Thai actor (born 1997)

Jakkrasin Atsavatanachai (จักราสินธุ์ อัศวธนะชัย; born 3 November 1997), nicknamed Inn (อิน), is a Thai actor. He is known for portraying Phakphum in The Wicked Game (2025), Prince Ekathotsarot in The Last Duel (2026), and Phopthee Mankhongphak in the historical BL series The Edge of Horizon (2026).

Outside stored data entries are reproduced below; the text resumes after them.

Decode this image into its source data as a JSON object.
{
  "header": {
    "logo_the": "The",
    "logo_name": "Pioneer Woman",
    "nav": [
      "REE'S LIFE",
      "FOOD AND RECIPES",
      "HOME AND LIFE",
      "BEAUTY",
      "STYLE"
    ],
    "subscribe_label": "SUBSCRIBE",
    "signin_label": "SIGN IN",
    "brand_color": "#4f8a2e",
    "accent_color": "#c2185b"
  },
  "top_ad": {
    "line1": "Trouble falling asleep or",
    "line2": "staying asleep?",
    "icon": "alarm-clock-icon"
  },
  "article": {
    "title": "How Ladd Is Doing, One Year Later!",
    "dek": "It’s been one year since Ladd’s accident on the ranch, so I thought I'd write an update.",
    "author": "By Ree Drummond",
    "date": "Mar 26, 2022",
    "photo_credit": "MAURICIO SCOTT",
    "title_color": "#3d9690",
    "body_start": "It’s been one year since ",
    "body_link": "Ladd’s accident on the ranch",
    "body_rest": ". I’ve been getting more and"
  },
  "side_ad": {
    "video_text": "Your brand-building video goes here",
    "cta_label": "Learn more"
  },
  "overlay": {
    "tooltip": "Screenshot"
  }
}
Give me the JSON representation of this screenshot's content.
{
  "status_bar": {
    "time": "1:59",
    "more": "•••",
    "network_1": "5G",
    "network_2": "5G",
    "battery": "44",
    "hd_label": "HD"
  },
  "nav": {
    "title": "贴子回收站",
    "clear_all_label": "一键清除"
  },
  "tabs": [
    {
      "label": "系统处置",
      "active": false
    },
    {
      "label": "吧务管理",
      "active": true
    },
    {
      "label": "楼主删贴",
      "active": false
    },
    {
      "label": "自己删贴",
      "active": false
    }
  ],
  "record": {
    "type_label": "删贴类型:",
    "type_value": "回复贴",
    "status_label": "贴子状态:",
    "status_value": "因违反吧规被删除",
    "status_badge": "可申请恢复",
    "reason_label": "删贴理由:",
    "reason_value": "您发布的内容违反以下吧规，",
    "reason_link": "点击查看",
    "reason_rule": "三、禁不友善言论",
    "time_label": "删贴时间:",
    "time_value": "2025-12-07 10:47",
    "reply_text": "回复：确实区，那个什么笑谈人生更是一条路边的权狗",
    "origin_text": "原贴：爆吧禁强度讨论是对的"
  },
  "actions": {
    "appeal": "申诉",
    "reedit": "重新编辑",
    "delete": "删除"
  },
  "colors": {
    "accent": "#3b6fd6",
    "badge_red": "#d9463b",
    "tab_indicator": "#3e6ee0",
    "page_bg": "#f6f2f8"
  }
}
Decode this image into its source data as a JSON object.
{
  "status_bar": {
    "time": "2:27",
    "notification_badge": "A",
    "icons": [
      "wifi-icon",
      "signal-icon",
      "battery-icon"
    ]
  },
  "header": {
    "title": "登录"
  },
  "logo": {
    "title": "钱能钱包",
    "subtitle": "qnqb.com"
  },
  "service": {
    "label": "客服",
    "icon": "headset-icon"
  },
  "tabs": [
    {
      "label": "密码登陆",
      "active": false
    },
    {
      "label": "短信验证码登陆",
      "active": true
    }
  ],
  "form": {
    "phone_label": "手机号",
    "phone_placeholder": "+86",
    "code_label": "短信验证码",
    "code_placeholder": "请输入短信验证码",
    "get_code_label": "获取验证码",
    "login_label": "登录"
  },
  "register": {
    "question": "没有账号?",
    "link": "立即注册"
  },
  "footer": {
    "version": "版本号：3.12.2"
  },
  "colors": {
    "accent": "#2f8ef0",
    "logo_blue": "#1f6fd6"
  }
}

== Early life and education ==
Inn graduated from the International Program in Business English Communication at the Faculty of Liberal Arts, Thammasat University.

== Career ==
In 2025, Inn made his acting debut in the One31 action-romance series The Wicked Game, portraying Phakphum. The production marked his official debut as an actor under the network.

In 2026, he portrayed Prince Ekathotsarot in the historical drama The Last Duel, a series inspired by historical events from the Ayutthaya period.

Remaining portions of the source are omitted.